I like this description even slightly better than ChatGPT. How about the Raleigh MV thefts chart:
Similar to ChatGPT it is not quite right but in very subtle ways. It does catch the upward trend. It is wrong in terms of data ends before 2024, and the gray area indicating greater variability is technically true but I would not describe it as noticeable. So again not embarrassingly wrong (like Google), but not quite right either.
How about the anomaly Durham chart:
Very similar to ChatGPT, which I think is again OK.
Prompt Engineering Ideas
So the idea behind prompt engineering is you can ask “Describe this chart” or you can ask “Describe this chart in two to three sentences” and it changes the results (in any of these tools). Subsequently a big part of this is figuring out the prompts that give the most reasonable results. Prompts in these GenAI tools when submitting images have two parts, the image and the text. Do not take me as an expert by any means, but for other analysts here are my guesses as to how to prompt engineer this to maybe return better results.

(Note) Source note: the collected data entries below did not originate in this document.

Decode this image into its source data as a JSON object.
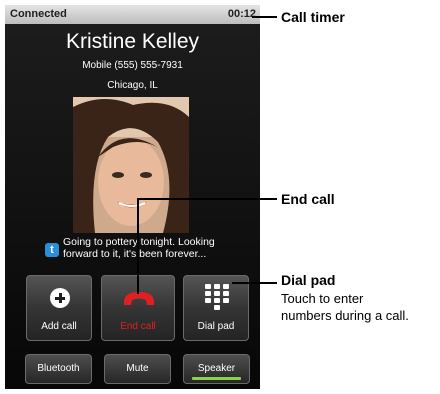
{
  "status_bar": {
    "state": "Connected",
    "timer": "00:12"
  },
  "caller": {
    "name": "Kristine Kelley",
    "number": "Mobile (555) 555-7931",
    "location": "Chicago, IL"
  },
  "social_update": {
    "icon": "twitter-icon",
    "text_line1": "Going to pottery tonight. Looking",
    "text_line2": "forward to it, it's been forever..."
  },
  "buttons": {
    "add_call": "Add call",
    "end_call": "End call",
    "dial_pad": "Dial pad",
    "bluetooth": "Bluetooth",
    "mute": "Mute",
    "speaker": "Speaker"
  },
  "callouts": {
    "call_timer": "Call timer",
    "end_call": "End call",
    "dial_pad_title": "Dial pad",
    "dial_pad_desc_line1": "Touch to enter",
    "dial_pad_desc_line2": "numbers during a call."
  },
  "colors": {
    "end_call_red": "#e02020",
    "speaker_active": "#8cd24a",
    "twitter_blue": "#2a8fd8"
  }
}
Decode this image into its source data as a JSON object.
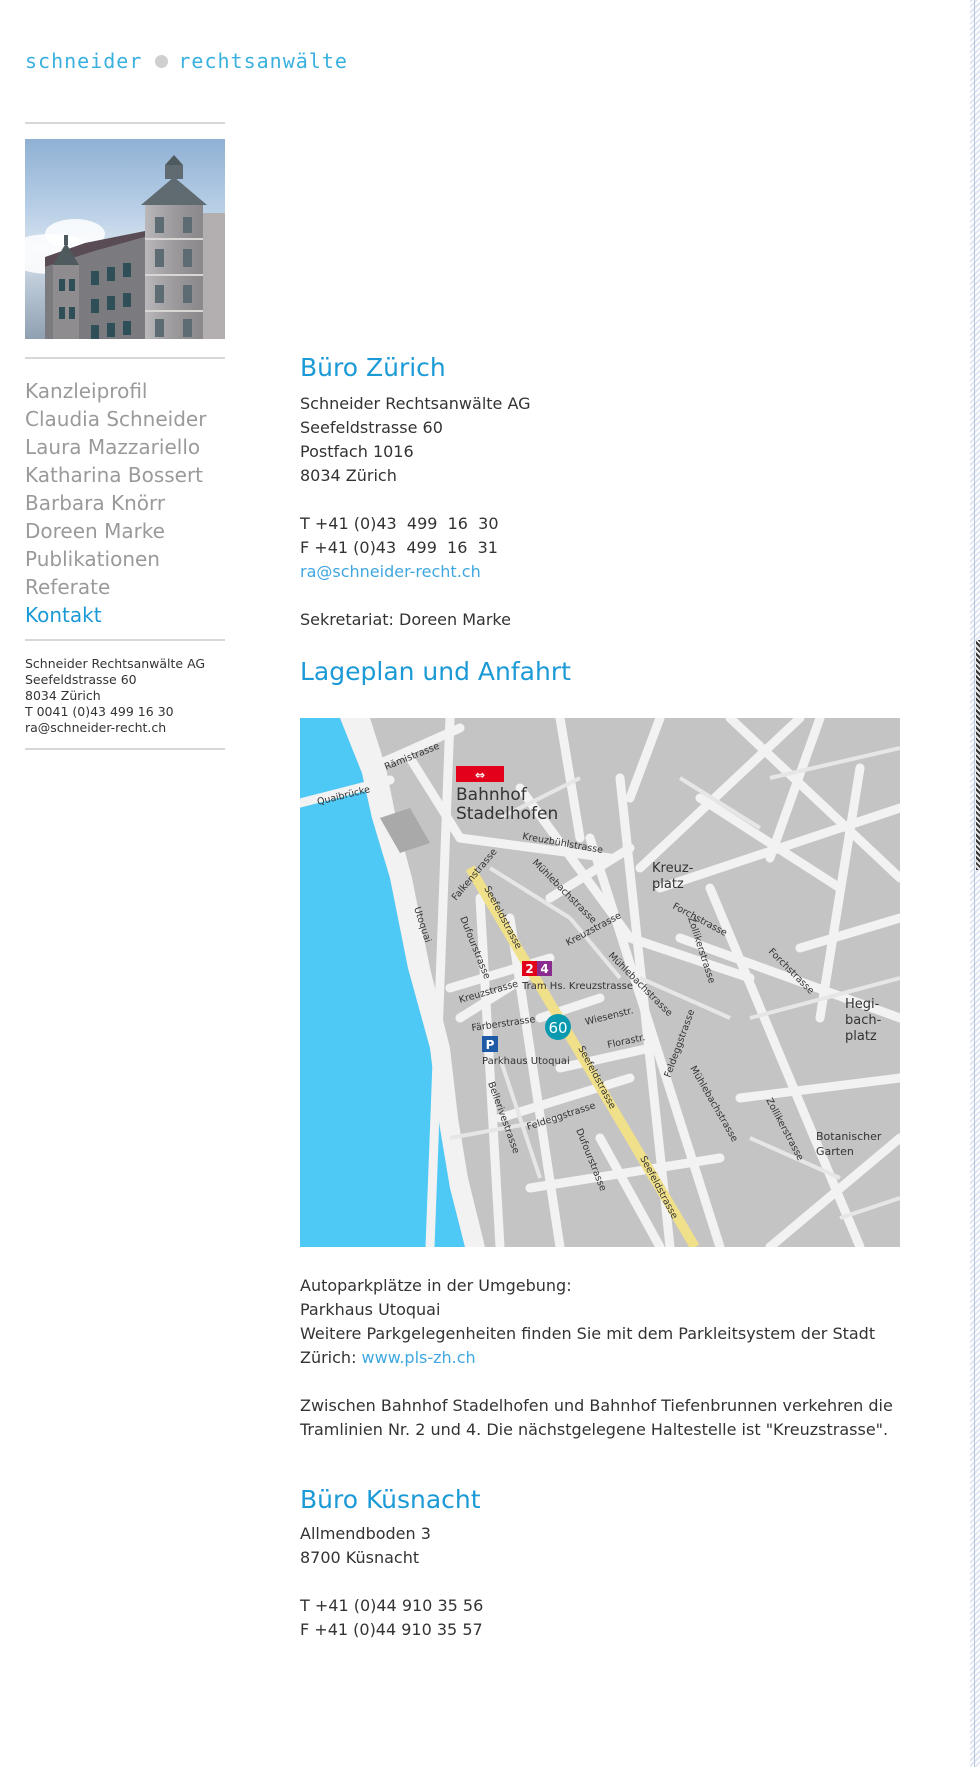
{
  "logo": {
    "left": "schneider",
    "right": "rechtsanwälte"
  },
  "sidebar": {
    "nav": [
      {
        "label": "Kanzleiprofil",
        "active": false
      },
      {
        "label": "Claudia Schneider",
        "active": false
      },
      {
        "label": "Laura Mazzariello",
        "active": false
      },
      {
        "label": "Katharina Bossert",
        "active": false
      },
      {
        "label": "Barbara Knörr",
        "active": false
      },
      {
        "label": "Doreen Marke",
        "active": false
      },
      {
        "label": "Publikationen",
        "active": false
      },
      {
        "label": "Referate",
        "active": false
      },
      {
        "label": "Kontakt",
        "active": true
      }
    ],
    "address": {
      "company": "Schneider Rechtsanwälte AG",
      "street": "Seefeldstrasse 60",
      "city": "8034 Zürich",
      "phone": "T 0041 (0)43 499 16 30",
      "email": "ra@schneider-recht.ch"
    }
  },
  "zurich": {
    "title": "Büro Zürich",
    "company": "Schneider Rechtsanwälte AG",
    "street": "Seefeldstrasse 60",
    "postbox": "Postfach 1016",
    "city": "8034 Zürich",
    "phone": "T +41 (0)43  499  16  30",
    "fax": "F +41 (0)43  499  16  31",
    "email": "ra@schneider-recht.ch",
    "secretariat": "Sekretariat: Doreen Marke"
  },
  "map_section": {
    "title": "Lageplan und Anfahrt",
    "map": {
      "station": [
        "Bahnhof",
        "Stadelhofen"
      ],
      "tram_numbers": [
        "2",
        "4"
      ],
      "tram_stop": "Tram Hs. Kreuzstrasse",
      "building_number": "60",
      "parking_symbol": "P",
      "parking": "Parkhaus Utoquai",
      "kreuzplatz": [
        "Kreuz-",
        "platz"
      ],
      "hegibachplatz": [
        "Hegi-",
        "bach-",
        "platz"
      ],
      "garden": [
        "Botanischer",
        "Garten"
      ],
      "streets": {
        "ramistrasse": "Rämistrasse",
        "quaibruecke": "Quaibrücke",
        "kreuzbuehlstrasse": "Kreuzbühlstrasse",
        "falkenstrasse": "Falkenstrasse",
        "muehlebachstrasse": "Mühlebachstrasse",
        "seefeldstrasse": "Seefeldstrasse",
        "utoquai": "Utoquai",
        "dufourstrasse": "Dufourstrasse",
        "kreuzstrasse": "Kreuzstrasse",
        "faerberstrasse": "Färberstrasse",
        "wiesenstr": "Wiesenstr.",
        "florastr": "Florastr.",
        "feldeggstrasse": "Feldeggstrasse",
        "bellerivestrasse": "Bellerivestrasse",
        "forchstrasse": "Forchstrasse",
        "zollikerstrasse": "Zollikerstrasse"
      }
    },
    "parking_intro": "Autoparkplätze in der Umgebung:",
    "parking_name": "Parkhaus Utoquai",
    "parking_more_1": "Weitere Parkgelegenheiten finden Sie mit dem Parkleitsystem der Stadt",
    "parking_more_2": "Zürich: ",
    "parking_link": "www.pls-zh.ch",
    "tram_1": "Zwischen Bahnhof Stadelhofen und Bahnhof Tiefenbrunnen verkehren die",
    "tram_2": "Tramlinien Nr. 2 und 4. Die nächstgelegene Haltestelle ist \"Kreuzstrasse\"."
  },
  "kuesnacht": {
    "title": "Büro Küsnacht",
    "street": "Allmendboden 3",
    "city": "8700 Küsnacht",
    "phone": "T +41 (0)44 910 35 56",
    "fax": "F +41 (0)44 910 35 57"
  },
  "colors": {
    "accent": "#1c9ad6",
    "nav_inactive": "#9a9a9a",
    "lake": "#4ec8f5",
    "map_road": "#f2f2f2",
    "map_block": "#c4c4c4",
    "seefeld_highlight": "#f1e08a",
    "sbb_red": "#e3001b"
  }
}
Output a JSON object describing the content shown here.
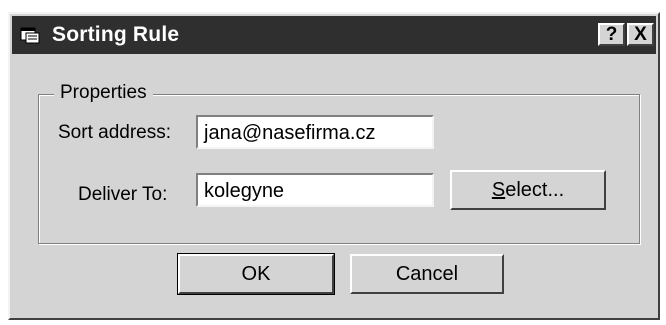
{
  "window": {
    "title": "Sorting Rule",
    "help_button": "?",
    "close_button": "X"
  },
  "properties": {
    "legend": "Properties",
    "sort_address_label": "Sort address:",
    "sort_address_value": "jana@nasefirma.cz",
    "deliver_to_label": "Deliver To:",
    "deliver_to_value": "kolegyne",
    "select_button_accel": "S",
    "select_button_rest": "elect..."
  },
  "buttons": {
    "ok": "OK",
    "cancel": "Cancel"
  }
}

For the text part, one thing you may do for auto reports is to give examples of the text you want. So for example, you could have a prompt that is “Please fill in the blanks: The chart shows _____ trends over time.”. So provide more guidance as to the structure of how you want to the response to look. Or you could do: “Here is example description 1: …., description 2: ….”. This is how RAG applications work, but with a static report you can give static exemplars, they don’t really need to be dynamically looked up from prior reports.
For the image part of the prompt, in an auto-application you may submit a different image than is actually shown in the report. So for example I may have the X axis for monthly crimes be labeled with the actual months (instead of numbers). Putting all the months in smaller font I bet the GenAI tools will still read it just fine, even if I don’t want it to look like that in the final report.
And I probably shouldn’t include logos (since they are immaterial and just cause extra info that may distract the description), and the text footers. I also think making my legends more descriptive may help guide the tools interpretation. I may remove the title text all together and place the relevant info in the prompt “Here is a chart of Robberies in Houston from …. to … Please describe the chart, including any long term trends, or anomalous spikes (high or low) in any month.” The text prompt may keep the tools on track a bit more with the specific details, but still allow them leeway to interpret the chart without being too rigid.
For the error bar chart, you could insert into the prompt explicit dates they were outside, e.g. “weeks a and b were high, make sure to mention that”. So you could have a mix of explicit anomaly detection, insert those anomalies into the prompt, to just keep the results on track.
It would still be a lot of work to automate a report with such plain text language, but I think it could be a quite reasonable iterative workflow. So you generate the report in a format you can edit, like Word, review it. And then in subsequent reports try to tweak the parameters a wee bit to produce better outputs.